映画の感想文を中心に、好き勝手なことを語っていきます。

「石内尋常高等小学校 花は散れども」

2008-11-08 06:34:01 | 映画の感想(あ行)

 新藤兼人監督の“枯淡の境地”が垣間見える一本。すでに96歳になり、いまだ映画を撮っていること自体が不思議に思えるこの巨匠の新作は、立派なコメディであった。

 広島県・石内尋常高等小学校で、全身全霊で生徒と向き合う担任の教師と個性豊かな生徒達との触れ合いを描く序盤からして、キャストの大仰な演技とオフビートな展開で笑わせてくれる。30年後の同窓会で集まる元生徒達は、それぞれ年齢がバラバラだ。自身をモデルにしていると思われる元学級委員で今は脚本家の主人公と、彼に想いを寄せていた女生徒で今は料亭の女将との逢瀬は、クサい芝居を笑いに昇華させたような爽快感が漂う。果ては脳梗塞で倒れた件の教師を看病する妻は、白髪こそ目立つが顔は若いまんまである(爆)。

 通常ならばそれらの不手際を指弾するところだが、この監督の手にかかれば、すべて許してしまいたくなる。おそらく、新藤監督の頭の中では同窓生の年代がまちまちであっても全く意に介さないのであろう。昔のクラスメートとの“よろめきドラマ”も勝手な願望。いつまでも若い教師の妻は、作者が“こうあって欲しい”と思った結果に過ぎない。

 前の「三文役者」と同様、物理的な整合性を飄々とねじ曲げて、それでも映画的興趣を失わないこの超ベテラン監督の“余裕”が全編にみなぎっている。また、このライト感覚溢れる作劇の中にフッと挿入される戦争の悲惨さを示すエピソードも、それゆえ強く印象に残るのである。

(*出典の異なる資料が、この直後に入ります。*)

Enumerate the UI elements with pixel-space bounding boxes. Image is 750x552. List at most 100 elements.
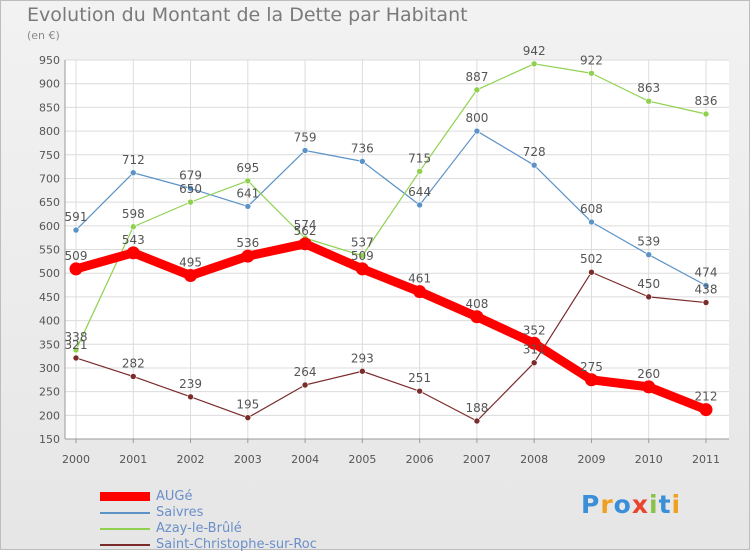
data-point — [69, 262, 83, 276]
data-label: 695 — [236, 161, 259, 175]
data-point — [244, 414, 252, 421]
data-point — [413, 285, 427, 299]
data-point — [473, 127, 481, 135]
data-point — [588, 69, 595, 77]
axes: 150 200 250 300 350 400 450 500 550 600 650 700 750 8… — [39, 54, 729, 466]
data-point — [298, 237, 312, 251]
data-label: 260 — [637, 367, 660, 381]
series-line — [75, 271, 707, 422]
series-line — [75, 63, 707, 351]
data-label: 598 — [122, 207, 145, 221]
data-label: 338 — [65, 330, 88, 344]
data-label: 728 — [523, 145, 546, 159]
data-label: 311 — [523, 343, 546, 357]
y-tick-label: 900 — [39, 78, 60, 91]
chart-title: Evolution du Montant de la Dette par Hab… — [27, 4, 468, 26]
data-label: 282 — [122, 356, 145, 370]
data-point — [184, 269, 198, 283]
data-label: 509 — [65, 249, 88, 263]
legend-item: Saivres — [100, 505, 203, 520]
series-line — [71, 239, 711, 415]
series-line — [75, 130, 707, 287]
data-label: 942 — [523, 44, 546, 58]
data-point — [588, 268, 595, 276]
data-point — [241, 249, 255, 263]
data-point — [416, 201, 423, 209]
data-label: 502 — [580, 252, 603, 266]
data-point — [72, 226, 80, 234]
logo-letter: r — [600, 490, 614, 519]
data-label: 679 — [179, 168, 202, 182]
data-point — [244, 203, 252, 210]
data-label: 450 — [637, 277, 660, 291]
data-label: 495 — [179, 256, 202, 270]
data-label: 543 — [122, 233, 145, 247]
y-tick-label: 300 — [39, 362, 60, 375]
data-point — [301, 147, 309, 154]
data-point — [530, 60, 538, 68]
y-tick-label: 600 — [39, 220, 60, 233]
data-labels: 509 543 495 536 562 509 461 408 352 275 260 212 591 7… — [65, 44, 718, 415]
data-label: 321 — [65, 338, 88, 352]
logo-letter: x — [631, 490, 649, 519]
data-point — [244, 177, 252, 185]
y-tick-label: 450 — [39, 291, 60, 304]
logo-letter: i — [649, 490, 659, 519]
data-point — [301, 381, 309, 389]
legend-swatch — [100, 543, 150, 546]
x-tick-label: 2006 — [406, 453, 434, 466]
data-point — [126, 246, 140, 260]
logo-letter: P — [581, 490, 601, 519]
data-point — [588, 218, 595, 226]
data-label: 264 — [294, 365, 317, 379]
data-point — [129, 169, 137, 177]
x-tick-label: 2002 — [177, 453, 205, 466]
data-label: 293 — [351, 351, 374, 365]
chart-subtitle: (en €) — [27, 29, 60, 42]
data-point — [473, 86, 481, 94]
data-label: 239 — [179, 377, 202, 391]
data-point — [584, 373, 598, 387]
data-point — [642, 380, 656, 394]
x-tick-label: 2007 — [463, 453, 491, 466]
data-point — [699, 403, 713, 417]
y-tick-label: 950 — [39, 54, 60, 67]
y-tick-label: 150 — [39, 433, 60, 446]
data-point — [530, 359, 538, 367]
data-label: 736 — [351, 141, 374, 155]
logo-letter: i — [671, 490, 682, 519]
data-label: 644 — [408, 185, 431, 199]
legend-item: Azay-le-Brûlé — [100, 521, 242, 536]
data-point — [702, 110, 710, 118]
data-point — [187, 185, 194, 192]
series-lines — [71, 63, 711, 422]
data-point — [187, 198, 194, 206]
x-tick-label: 2010 — [635, 453, 663, 466]
data-point — [470, 310, 484, 324]
data-label: 608 — [580, 202, 603, 216]
x-tick-label: 2000 — [62, 453, 90, 466]
y-tick-label: 800 — [39, 125, 60, 138]
y-tick-label: 350 — [39, 338, 60, 351]
data-label: 537 — [351, 236, 374, 250]
data-point — [72, 354, 80, 362]
data-label: 212 — [695, 390, 718, 404]
data-label: 474 — [695, 266, 718, 280]
data-point — [129, 223, 137, 231]
x-tick-label: 2003 — [234, 453, 262, 466]
x-tick-label: 2001 — [119, 453, 147, 466]
data-label: 863 — [637, 81, 660, 95]
data-point — [355, 262, 369, 276]
proxiti-logo: Proxiti — [581, 490, 681, 519]
data-label: 438 — [695, 283, 718, 297]
data-label: 836 — [695, 94, 718, 108]
data-point — [702, 299, 710, 306]
y-tick-label: 850 — [39, 101, 60, 114]
data-label: 712 — [122, 153, 145, 167]
data-point — [72, 346, 80, 354]
data-label: 715 — [408, 151, 431, 165]
y-tick-label: 750 — [39, 149, 60, 162]
y-tick-label: 550 — [39, 244, 60, 257]
legend-item: AUGé — [100, 489, 192, 504]
legend-label: Azay-le-Brûlé — [156, 521, 242, 536]
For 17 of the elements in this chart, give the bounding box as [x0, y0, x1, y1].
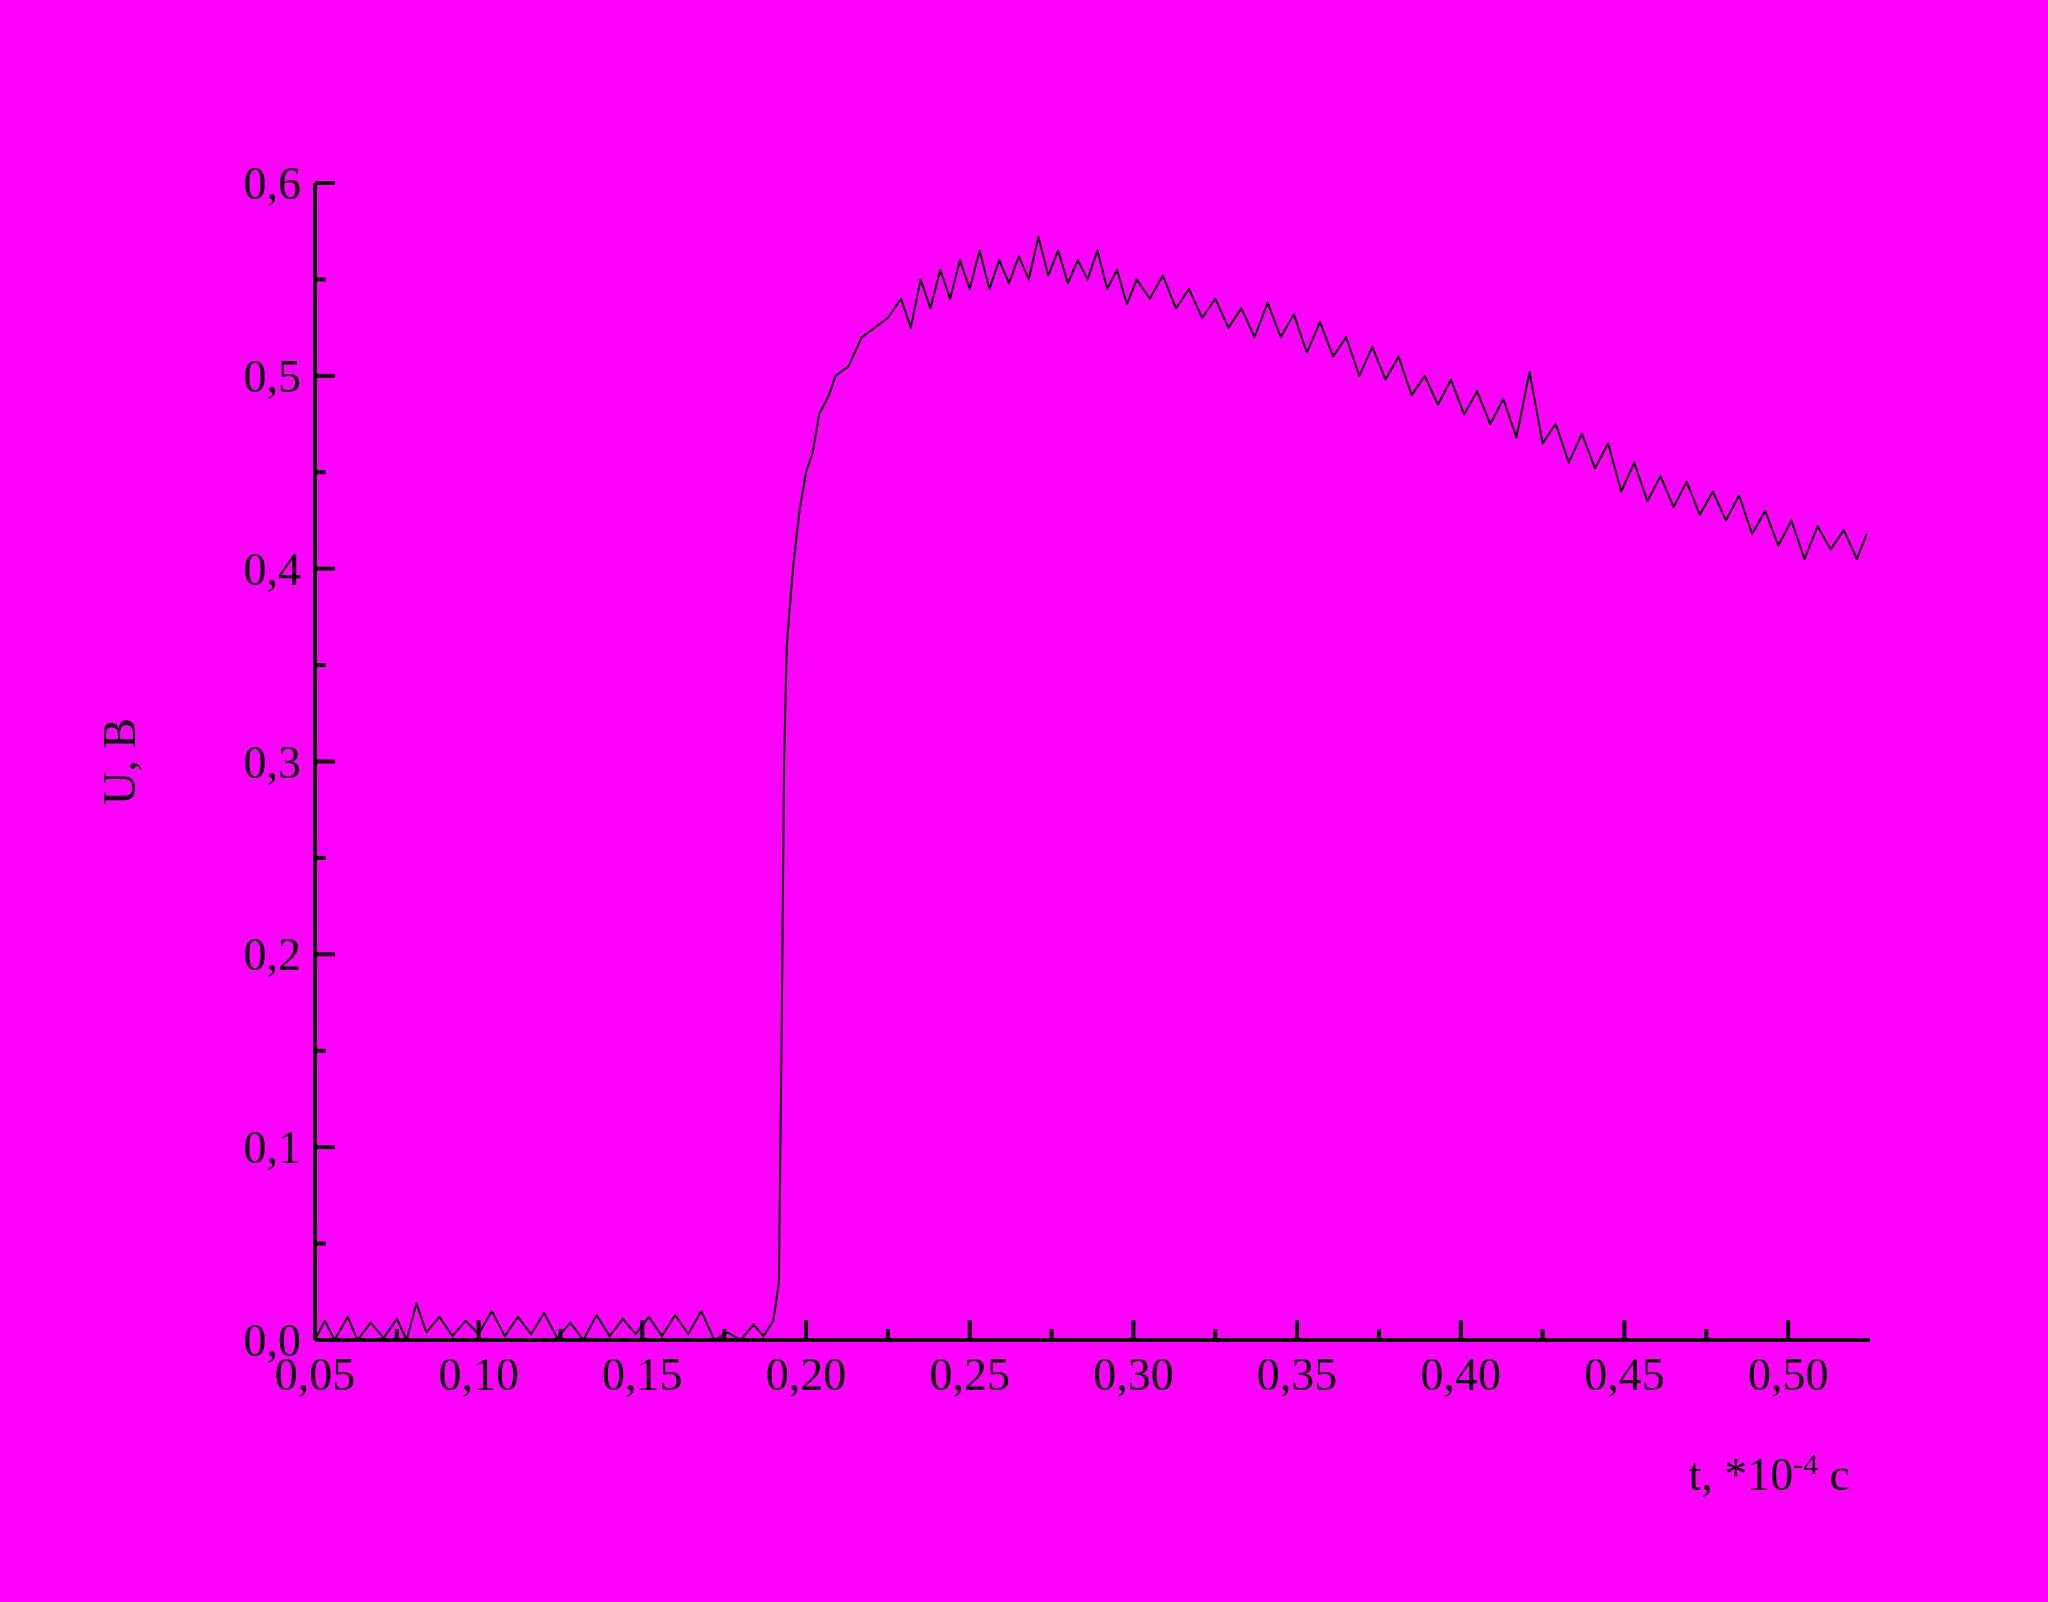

 教師役の柄本明は絶好調。前半の、無鉄砲さで騒動を引き起こす闊達さから、老齢になってからの枯れ具合まで実に楽しそうに演じている。同窓生の中では飛び抜けて若くてルックスが良い(とされる)主人公には豊川悦司が扮していて、ここも作者の勝手な願望かと思い苦笑してしまった。彼と大竹しのぶとのワザとらしい芝居は他の映画で見せられるとブーイングの嵐だろうが、いわばファンタジーの世界である本作では違和感はあまりない。

 そして大杉漣は「エクステ」での怪演を思い出すようなヤンチャぶり。悲惨な役柄なのだが、世俗を突き抜けたような明るさが感じられるのは(監督の演技指導もあるのだろうが)サスガと言うしかない。六平直政や川上麻衣子などの脇のキャストも申し分ない。

 さて、自伝のシリアスな面を“部下”の山本保博監督が撮った「陸(おか)に上った軍艦」に託し、コミカルなテイストをこの映画で表現した新藤監督のフィルモグラフィはここで大団円になるのだろうか。私としてはもう一本、「北斎漫画」みたいな娯楽作をキメてもらいたいと思う。